Czy przyjęcie euro pomogłoby nam w walce z inflacją?

Utrzymywana przez Europejski Bank Centralny (EBC) stopa procentowa na poziomie 0 byłaby zdecydowanie zbyt niska dla Polski – tak samo jak jest zbyt niska dla Litwy i Estonii, w których inflacja jest już na poziomie 12,3 proc. oraz 11,0 proc. Przy takiej stopie procentowej inflacja w Polsce wymknęłaby się spod kontroli, m.in. poprzez zwiększenie liczby kredytów hipotecznych, co skutkowałoby uformowaniem bańki na rynku nieruchomości, takiej jak m.in. w USA, Hiszpanii czy Irlandii. Zarzuty za zbyt wolną reakcję na podwyższoną inflację byłyby znacznie bardziej uzasadnione, gdyby zamiast Narodowego Banku Polskiego naszą politykę pieniężną prowadził EBC.

75 proc.

– niemal taki odsetek polskiego eksportu trafia na rynki państw Unii Europejskiej. Osłabiony złoty utrzymuje wysoką konkurencyjność naszej gospodarki.

Duży przywilej

Z euro jest trochę jak z kupnem jednego rozmiaru spodni dla całej rodziny: dla większości będą albo za duże, albo za małe. Dobrze będą mieli tylko ci, na których spodnie pasują. Stopa procentowa EBC jest za niska dla Niemiec i za wysoka dla np. Grecji, żadne z tych państw nie ma jednak pełnego wpływu na jej zmianę. My w Polsce sami możemy ustalać, jaka stopa procentowa będzie dla nas odpowiednia. I to jest duży przywilej, który w połączeniu z płynnym kursem walutowym sprawił, że w czasach kryzysu finansowego 2008–2009 Polska była słynną „zieloną wyspą".

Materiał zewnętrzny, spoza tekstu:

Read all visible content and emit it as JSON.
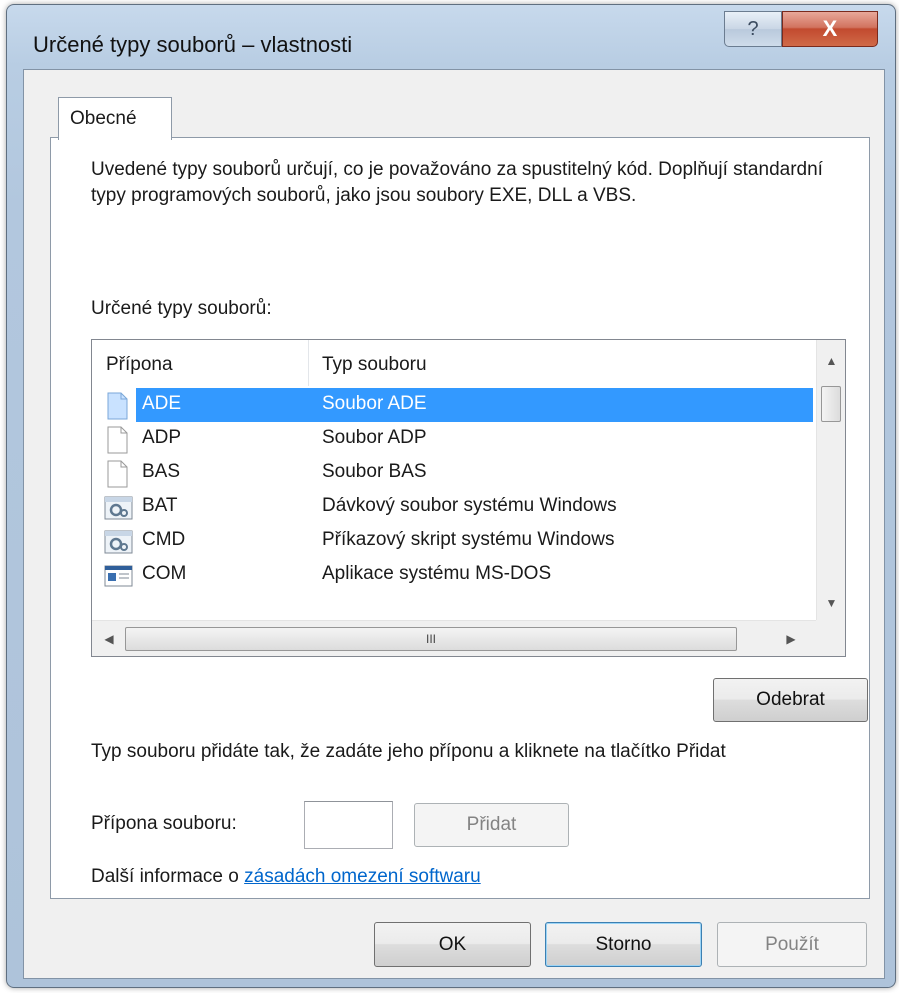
{
  "window": {
    "title": "Určené typy souborů – vlastnosti",
    "help_label": "?",
    "close_label": "X"
  },
  "tabs": [
    {
      "label": "Obecné",
      "selected": true
    }
  ],
  "description": "Uvedené typy souborů určují, co je považováno za spustitelný kód. Doplňují standardní typy programových souborů, jako jsou soubory EXE, DLL a VBS.",
  "list": {
    "label": "Určené typy souborů:",
    "columns": [
      "Přípona",
      "Typ souboru"
    ],
    "rows": [
      {
        "ext": "ADE",
        "type": "Soubor ADE",
        "icon": "blank-file-icon",
        "selected": true
      },
      {
        "ext": "ADP",
        "type": "Soubor ADP",
        "icon": "blank-file-icon"
      },
      {
        "ext": "BAS",
        "type": "Soubor BAS",
        "icon": "blank-file-icon"
      },
      {
        "ext": "BAT",
        "type": "Dávkový soubor systému Windows",
        "icon": "gear-script-icon"
      },
      {
        "ext": "CMD",
        "type": "Příkazový skript systému Windows",
        "icon": "gear-script-icon"
      },
      {
        "ext": "COM",
        "type": "Aplikace systému MS-DOS",
        "icon": "dos-app-icon"
      }
    ],
    "hscroll_grip": "III"
  },
  "remove_button": "Odebrat",
  "hint": "Typ souboru přidáte tak, že zadáte jeho příponu a kliknete na tlačítko Přidat",
  "extension": {
    "label": "Přípona souboru:",
    "value": "",
    "add_button": "Přidat"
  },
  "more_info": {
    "prefix": "Další informace o",
    "link": "zásadách omezení softwaru"
  },
  "footer": {
    "ok": "OK",
    "cancel": "Storno",
    "apply": "Použít"
  },
  "colors": {
    "selection": "#3399ff",
    "link": "#0066cc",
    "close_button": "#c24a2f"
  }
}
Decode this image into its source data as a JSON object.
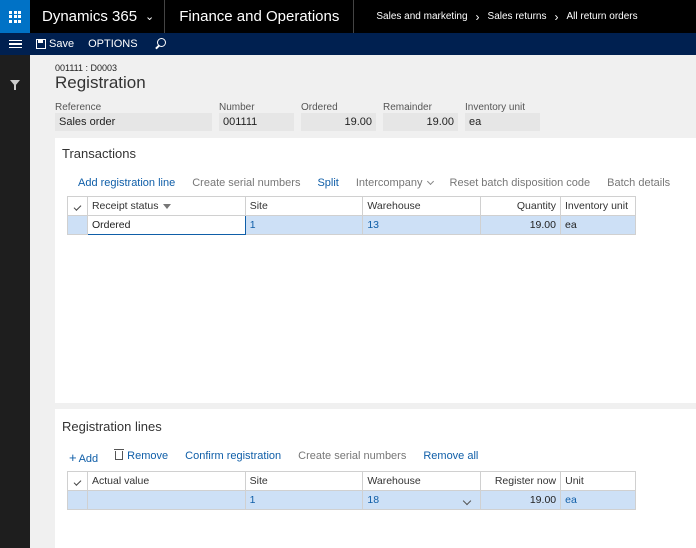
{
  "topbar": {
    "app_name": "Dynamics 365",
    "module": "Finance and Operations",
    "breadcrumbs": [
      "Sales and marketing",
      "Sales returns",
      "All return orders"
    ]
  },
  "actionbar": {
    "save_label": "Save",
    "options_label": "OPTIONS"
  },
  "page": {
    "record_id": "001111 : D0003",
    "title": "Registration"
  },
  "fields": [
    {
      "label": "Reference",
      "value": "Sales order"
    },
    {
      "label": "Number",
      "value": "001111"
    },
    {
      "label": "Ordered",
      "value": "19.00"
    },
    {
      "label": "Remainder",
      "value": "19.00"
    },
    {
      "label": "Inventory unit",
      "value": "ea"
    }
  ],
  "transactions": {
    "title": "Transactions",
    "toolbar": {
      "add_registration_line": "Add registration line",
      "create_serial_numbers": "Create serial numbers",
      "split": "Split",
      "intercompany": "Intercompany",
      "reset_batch_disposition_code": "Reset batch disposition code",
      "batch_details": "Batch details"
    },
    "columns": [
      "Receipt status",
      "Site",
      "Warehouse",
      "Quantity",
      "Inventory unit"
    ],
    "rows": [
      {
        "receipt_status": "Ordered",
        "site": "1",
        "warehouse": "13",
        "quantity": "19.00",
        "unit": "ea"
      }
    ]
  },
  "registration_lines": {
    "title": "Registration lines",
    "toolbar": {
      "add": "Add",
      "remove": "Remove",
      "confirm_registration": "Confirm registration",
      "create_serial_numbers": "Create serial numbers",
      "remove_all": "Remove all"
    },
    "columns": [
      "Actual value",
      "Site",
      "Warehouse",
      "Register now",
      "Unit"
    ],
    "rows": [
      {
        "actual_value": "",
        "site": "1",
        "warehouse": "18",
        "register_now": "19.00",
        "unit": "ea"
      }
    ]
  }
}
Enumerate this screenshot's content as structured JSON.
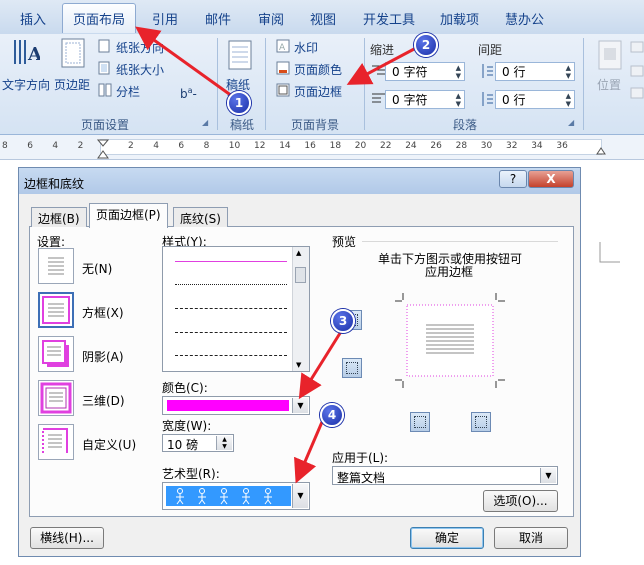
{
  "ribbon": {
    "tabs": [
      "插入",
      "页面布局",
      "引用",
      "邮件",
      "审阅",
      "视图",
      "开发工具",
      "加载项",
      "慧办公"
    ],
    "active_tab": "页面布局",
    "page_setup": {
      "text_direction": "文字方向",
      "margins": "页边距",
      "orientation": "纸张方向",
      "size": "纸张大小",
      "columns": "分栏",
      "group_label": "页面设置"
    },
    "draft": {
      "button": "稿纸\n设置",
      "btn_line1": "稿纸",
      "btn_line2": "设置",
      "group_label": "稿纸"
    },
    "background": {
      "watermark": "水印",
      "page_color": "页面颜色",
      "page_borders": "页面边框",
      "group_label": "页面背景"
    },
    "paragraph": {
      "indent": "缩进",
      "spacing": "间距",
      "indent_left": "0 字符",
      "indent_right": "0 字符",
      "spacing_before": "0 行",
      "spacing_after": "0 行",
      "group_label": "段落"
    },
    "arrange": {
      "position": "位置"
    }
  },
  "ruler": {
    "ticks": [
      "8",
      "6",
      "4",
      "2",
      "",
      "2",
      "4",
      "6",
      "8",
      "10",
      "12",
      "14",
      "16",
      "18",
      "20",
      "22",
      "24",
      "26",
      "28",
      "30",
      "32",
      "34",
      "36"
    ]
  },
  "dialog": {
    "title": "边框和底纹",
    "help": "?",
    "close": "X",
    "tabs": [
      "边框(B)",
      "页面边框(P)",
      "底纹(S)"
    ],
    "settings_label": "设置:",
    "settings": [
      "无(N)",
      "方框(X)",
      "阴影(A)",
      "三维(D)",
      "自定义(U)"
    ],
    "style_label": "样式(Y):",
    "color_label": "颜色(C):",
    "color_value": "#ff00ff",
    "width_label": "宽度(W):",
    "width_value": "10 磅",
    "art_label": "艺术型(R):",
    "preview_label": "预览",
    "preview_hint_1": "单击下方图示或使用按钮可",
    "preview_hint_2": "应用边框",
    "apply_to_label": "应用于(L):",
    "apply_to_value": "整篇文档",
    "options_button": "选项(O)...",
    "horizontal_line_button": "横线(H)...",
    "ok_button": "确定",
    "cancel_button": "取消"
  },
  "annotations": [
    "1",
    "2",
    "3",
    "4"
  ],
  "colors": {
    "accent": "#ff00ff",
    "arrow": "#e8232b",
    "badge": "#1a2fa8"
  }
}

Na razie w strefie euro nie ma zgody na zmianę polityki monetarnej, EBC wciąż utrzymuje stopę referencyjną na poziomie 0. To będzie rodziło problemy społeczne w wielu krajach, szczególnie z „nowej Unii", czyli relatywnie uboższych. Często mówi się, że inflacja to podatek nakładany na najbiedniejszych. Podnoszenie stóp procentowych to lek, który łagodzi jej skutki. Gdybyśmy byli w strefie euro, nasza inflacja byłaby wyższa niż obecnie, co najmocniej uderzyłoby w najuboższych, w tym miliony Ukraińców uciekających przed wojną do Polski.

Zwolennicy przyjęcia euro podnoszą teraz ten argument z powodu osłabienia wartości złotego. Tymczasem należy zauważyć, że osłabiony złoty utrzymuje wysoką konkurencyjność naszej gospodarki. Nie ma nic kontrowersyjnego w stwierdzeniu, że przejściowe i ograniczone (to warte podkreślenia) osłabienie waluty w trakcie kryzysu niesie ze sobą także pozytywne skutki, bo działa amortyzująco dla gospodarki. Ponadto kurs euro w stosunku do dolara również uległ osłabieniu i jest obecnie na najniższych poziomach od 2020 roku.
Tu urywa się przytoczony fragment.